Eretz Nehederet takes on Birthright
Only a few months ago, there was the controversy over the video campaign by the Ministry of Absorption to convince expatriate Israelis to come home. Whether due to lack of understanding by the makers of the videos (claim critics) or over sensitivity by those offended by the videos (claim advocates), the results proved that we don’t really see each other in the same we see ourselves.

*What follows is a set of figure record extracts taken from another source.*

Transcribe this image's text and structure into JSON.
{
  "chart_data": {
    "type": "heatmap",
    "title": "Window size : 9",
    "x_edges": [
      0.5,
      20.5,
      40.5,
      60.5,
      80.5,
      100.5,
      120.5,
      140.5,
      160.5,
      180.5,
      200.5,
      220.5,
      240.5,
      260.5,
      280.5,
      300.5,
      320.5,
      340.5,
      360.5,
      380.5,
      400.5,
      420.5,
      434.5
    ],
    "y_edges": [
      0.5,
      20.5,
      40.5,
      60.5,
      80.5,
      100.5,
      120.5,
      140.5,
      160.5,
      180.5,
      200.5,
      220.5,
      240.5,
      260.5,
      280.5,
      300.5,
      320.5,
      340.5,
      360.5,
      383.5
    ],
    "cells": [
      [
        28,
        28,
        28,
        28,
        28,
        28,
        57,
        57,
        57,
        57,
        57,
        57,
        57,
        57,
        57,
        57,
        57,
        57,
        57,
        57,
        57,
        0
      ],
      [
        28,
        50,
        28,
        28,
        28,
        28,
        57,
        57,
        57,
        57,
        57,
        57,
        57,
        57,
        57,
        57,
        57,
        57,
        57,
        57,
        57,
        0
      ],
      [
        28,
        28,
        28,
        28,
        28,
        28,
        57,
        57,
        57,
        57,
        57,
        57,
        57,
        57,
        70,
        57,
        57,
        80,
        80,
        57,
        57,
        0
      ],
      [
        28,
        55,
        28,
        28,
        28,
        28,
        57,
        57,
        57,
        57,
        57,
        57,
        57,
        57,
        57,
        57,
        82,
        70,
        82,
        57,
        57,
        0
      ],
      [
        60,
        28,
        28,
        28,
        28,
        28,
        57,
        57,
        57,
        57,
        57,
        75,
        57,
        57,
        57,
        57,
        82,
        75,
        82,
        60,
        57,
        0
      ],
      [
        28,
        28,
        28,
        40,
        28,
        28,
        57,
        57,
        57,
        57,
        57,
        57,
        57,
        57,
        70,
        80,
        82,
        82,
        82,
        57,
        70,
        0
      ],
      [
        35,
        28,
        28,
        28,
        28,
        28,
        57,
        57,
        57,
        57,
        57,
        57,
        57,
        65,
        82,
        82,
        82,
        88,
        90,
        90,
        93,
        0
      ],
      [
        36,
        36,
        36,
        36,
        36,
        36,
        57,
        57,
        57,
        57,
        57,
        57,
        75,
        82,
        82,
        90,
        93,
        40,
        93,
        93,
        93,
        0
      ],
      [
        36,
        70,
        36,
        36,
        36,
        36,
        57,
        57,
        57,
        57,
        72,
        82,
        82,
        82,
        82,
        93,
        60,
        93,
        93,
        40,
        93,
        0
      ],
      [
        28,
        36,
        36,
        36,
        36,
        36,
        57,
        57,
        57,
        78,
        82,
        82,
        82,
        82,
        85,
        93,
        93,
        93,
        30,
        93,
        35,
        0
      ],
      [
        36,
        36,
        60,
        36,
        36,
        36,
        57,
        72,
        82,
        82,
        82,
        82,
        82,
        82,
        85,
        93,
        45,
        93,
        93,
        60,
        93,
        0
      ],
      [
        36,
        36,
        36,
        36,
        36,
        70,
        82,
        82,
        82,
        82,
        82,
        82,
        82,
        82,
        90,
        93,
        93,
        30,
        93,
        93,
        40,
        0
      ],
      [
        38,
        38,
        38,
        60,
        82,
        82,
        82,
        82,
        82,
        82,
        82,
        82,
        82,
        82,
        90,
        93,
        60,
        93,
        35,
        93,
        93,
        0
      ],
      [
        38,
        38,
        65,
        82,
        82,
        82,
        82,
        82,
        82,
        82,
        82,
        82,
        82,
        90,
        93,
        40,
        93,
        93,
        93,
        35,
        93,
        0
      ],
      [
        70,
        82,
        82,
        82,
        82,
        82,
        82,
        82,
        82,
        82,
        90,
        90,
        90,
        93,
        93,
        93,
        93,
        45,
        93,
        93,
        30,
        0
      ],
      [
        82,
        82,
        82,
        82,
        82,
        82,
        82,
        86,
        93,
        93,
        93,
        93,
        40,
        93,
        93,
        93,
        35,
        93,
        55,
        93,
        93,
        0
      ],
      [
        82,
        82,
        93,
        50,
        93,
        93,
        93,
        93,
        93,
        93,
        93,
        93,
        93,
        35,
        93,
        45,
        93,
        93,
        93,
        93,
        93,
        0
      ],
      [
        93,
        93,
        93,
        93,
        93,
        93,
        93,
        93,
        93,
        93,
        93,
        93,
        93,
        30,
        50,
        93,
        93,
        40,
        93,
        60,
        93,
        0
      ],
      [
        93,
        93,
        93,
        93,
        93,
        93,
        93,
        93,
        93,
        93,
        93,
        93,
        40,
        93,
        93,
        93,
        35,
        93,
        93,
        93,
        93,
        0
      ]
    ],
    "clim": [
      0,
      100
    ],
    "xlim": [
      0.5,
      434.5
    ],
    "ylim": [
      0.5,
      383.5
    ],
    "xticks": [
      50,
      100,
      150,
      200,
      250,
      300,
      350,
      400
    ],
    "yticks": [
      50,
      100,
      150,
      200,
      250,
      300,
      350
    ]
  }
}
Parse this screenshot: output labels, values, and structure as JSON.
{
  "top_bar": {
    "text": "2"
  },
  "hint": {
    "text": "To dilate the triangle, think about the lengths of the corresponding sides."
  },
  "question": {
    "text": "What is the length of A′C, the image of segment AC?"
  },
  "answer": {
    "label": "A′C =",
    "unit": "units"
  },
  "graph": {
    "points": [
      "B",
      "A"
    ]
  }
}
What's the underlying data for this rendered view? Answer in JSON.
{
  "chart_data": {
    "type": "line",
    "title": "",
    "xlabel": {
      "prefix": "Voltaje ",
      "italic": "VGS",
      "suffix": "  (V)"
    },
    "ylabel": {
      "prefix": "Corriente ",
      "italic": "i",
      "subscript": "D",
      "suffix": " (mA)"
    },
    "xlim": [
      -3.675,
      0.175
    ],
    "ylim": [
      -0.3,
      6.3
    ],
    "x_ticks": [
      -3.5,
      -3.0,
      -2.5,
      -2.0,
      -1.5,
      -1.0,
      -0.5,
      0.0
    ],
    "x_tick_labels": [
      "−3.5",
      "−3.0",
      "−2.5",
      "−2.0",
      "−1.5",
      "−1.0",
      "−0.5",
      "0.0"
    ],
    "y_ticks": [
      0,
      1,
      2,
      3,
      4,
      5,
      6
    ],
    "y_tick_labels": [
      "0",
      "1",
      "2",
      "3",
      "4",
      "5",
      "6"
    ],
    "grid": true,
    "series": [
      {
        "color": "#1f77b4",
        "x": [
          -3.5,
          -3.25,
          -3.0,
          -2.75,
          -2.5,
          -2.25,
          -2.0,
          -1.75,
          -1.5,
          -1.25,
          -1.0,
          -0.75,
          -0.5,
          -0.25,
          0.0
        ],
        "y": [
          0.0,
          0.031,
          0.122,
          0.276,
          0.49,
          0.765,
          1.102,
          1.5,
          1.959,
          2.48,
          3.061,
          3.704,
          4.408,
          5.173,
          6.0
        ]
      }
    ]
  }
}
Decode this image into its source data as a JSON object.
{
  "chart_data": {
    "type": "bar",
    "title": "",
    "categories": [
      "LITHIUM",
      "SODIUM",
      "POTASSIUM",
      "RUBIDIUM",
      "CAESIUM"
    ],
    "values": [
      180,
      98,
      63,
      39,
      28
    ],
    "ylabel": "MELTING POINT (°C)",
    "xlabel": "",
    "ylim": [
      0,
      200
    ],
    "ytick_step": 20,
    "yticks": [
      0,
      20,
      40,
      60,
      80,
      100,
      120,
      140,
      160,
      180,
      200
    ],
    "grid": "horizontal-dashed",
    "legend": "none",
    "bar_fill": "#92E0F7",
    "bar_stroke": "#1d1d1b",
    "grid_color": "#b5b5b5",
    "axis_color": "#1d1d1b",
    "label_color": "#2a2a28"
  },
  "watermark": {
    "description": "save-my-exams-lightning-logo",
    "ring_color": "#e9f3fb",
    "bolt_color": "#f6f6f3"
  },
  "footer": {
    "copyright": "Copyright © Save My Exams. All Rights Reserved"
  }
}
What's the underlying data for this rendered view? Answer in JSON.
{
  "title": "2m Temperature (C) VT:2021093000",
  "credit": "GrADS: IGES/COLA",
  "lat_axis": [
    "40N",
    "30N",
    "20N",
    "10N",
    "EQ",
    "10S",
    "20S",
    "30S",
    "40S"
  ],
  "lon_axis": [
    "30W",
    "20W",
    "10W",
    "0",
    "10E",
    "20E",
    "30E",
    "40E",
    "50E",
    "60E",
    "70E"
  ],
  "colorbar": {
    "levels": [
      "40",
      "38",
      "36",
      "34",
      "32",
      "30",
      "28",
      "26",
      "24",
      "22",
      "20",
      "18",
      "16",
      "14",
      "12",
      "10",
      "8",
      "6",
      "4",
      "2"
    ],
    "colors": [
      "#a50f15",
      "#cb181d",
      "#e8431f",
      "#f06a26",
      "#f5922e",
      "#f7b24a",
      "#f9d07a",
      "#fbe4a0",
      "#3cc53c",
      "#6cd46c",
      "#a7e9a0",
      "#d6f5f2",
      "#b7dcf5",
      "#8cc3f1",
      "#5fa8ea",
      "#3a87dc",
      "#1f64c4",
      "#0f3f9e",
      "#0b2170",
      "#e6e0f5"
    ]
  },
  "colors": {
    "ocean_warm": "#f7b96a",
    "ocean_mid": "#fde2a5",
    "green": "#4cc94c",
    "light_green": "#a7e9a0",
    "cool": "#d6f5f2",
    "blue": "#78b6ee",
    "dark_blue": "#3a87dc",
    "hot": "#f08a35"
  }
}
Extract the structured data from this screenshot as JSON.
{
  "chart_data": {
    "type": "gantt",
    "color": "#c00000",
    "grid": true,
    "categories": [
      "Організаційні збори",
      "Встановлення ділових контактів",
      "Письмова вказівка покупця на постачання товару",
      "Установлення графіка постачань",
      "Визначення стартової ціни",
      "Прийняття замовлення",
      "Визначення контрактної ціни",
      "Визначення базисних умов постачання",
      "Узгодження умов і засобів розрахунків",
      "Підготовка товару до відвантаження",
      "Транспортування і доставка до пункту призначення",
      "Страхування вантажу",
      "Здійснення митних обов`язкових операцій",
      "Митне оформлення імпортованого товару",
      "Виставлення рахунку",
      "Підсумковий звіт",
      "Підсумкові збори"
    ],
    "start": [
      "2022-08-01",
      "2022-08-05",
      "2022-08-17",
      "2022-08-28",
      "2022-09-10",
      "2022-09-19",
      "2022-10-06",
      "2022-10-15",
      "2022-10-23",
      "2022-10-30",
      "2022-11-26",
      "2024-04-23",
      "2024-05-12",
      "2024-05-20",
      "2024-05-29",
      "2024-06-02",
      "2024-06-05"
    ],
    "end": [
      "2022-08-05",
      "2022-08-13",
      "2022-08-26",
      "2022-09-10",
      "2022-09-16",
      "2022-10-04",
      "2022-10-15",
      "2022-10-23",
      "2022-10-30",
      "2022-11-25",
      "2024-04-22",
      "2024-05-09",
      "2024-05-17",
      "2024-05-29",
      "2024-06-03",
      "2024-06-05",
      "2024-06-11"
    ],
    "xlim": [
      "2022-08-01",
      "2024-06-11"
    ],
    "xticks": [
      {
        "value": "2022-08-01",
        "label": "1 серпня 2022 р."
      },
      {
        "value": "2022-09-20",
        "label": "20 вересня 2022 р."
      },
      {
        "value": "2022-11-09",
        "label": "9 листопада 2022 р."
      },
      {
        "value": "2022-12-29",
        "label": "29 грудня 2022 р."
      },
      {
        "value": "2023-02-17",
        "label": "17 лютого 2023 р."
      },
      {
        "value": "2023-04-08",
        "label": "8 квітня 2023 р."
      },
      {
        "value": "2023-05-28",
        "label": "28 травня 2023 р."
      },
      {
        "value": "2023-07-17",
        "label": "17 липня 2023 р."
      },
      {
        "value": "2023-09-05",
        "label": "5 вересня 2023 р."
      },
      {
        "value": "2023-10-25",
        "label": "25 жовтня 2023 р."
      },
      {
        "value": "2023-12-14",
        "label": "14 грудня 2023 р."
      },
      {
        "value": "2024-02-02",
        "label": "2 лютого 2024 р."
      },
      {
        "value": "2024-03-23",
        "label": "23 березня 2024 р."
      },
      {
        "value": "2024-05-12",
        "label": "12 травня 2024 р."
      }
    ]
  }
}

That’s why it’s good for someone to come along once in a while and flatten the playing field by being so offensive that you can’t help but laugh. And that someone this time is Eretz Nehederet, the irreverent Channel 2 comedy/satire series poking fun at current events, national leaders, and in this case of the premiere of its ninth season last week, the Birthright/Taglit program.
As Haaretz put it, “In a rare jab at visiting Diaspora Jews, Israel’s premier satirical television show, Eretz Nehederet (A Wonderful Country), took on Taglit-Birthright Israel during its Monday night season premier.”
The skit in question follows a Birthright group as they travel by bus through the country accompanied by an Israeli guide.
You’ve got all the Diaspora Jewish stereotypes, as seen through Israeli eyes – the Jewish American Princesses, the partying, vulgar frat boys and the drug and the sex-addled South American participants.
Cynical to the nth degree, the skit – conducted in a mixture of Hebrew and English -manages to make fun of American Jewish allegiance to Israel, Birthright’s use of Holocaust guilt to encourage the participants to hit up their parents for contributions, and the cocky Israeli mentality as portrayed by the tour guide whose bravado gets him blown up by a land mine.
The skit (available here at least temporarily) loses steam half way through, but it’s still worth searching for in Hebrew on YouTube for its first few minutes for the setup, which provides some of the sharpest parody the show has created.
If American Jewish-Israeli ties were tenuous before this, I shudder to think where they’ll go after the sensitive American Jewish community views this.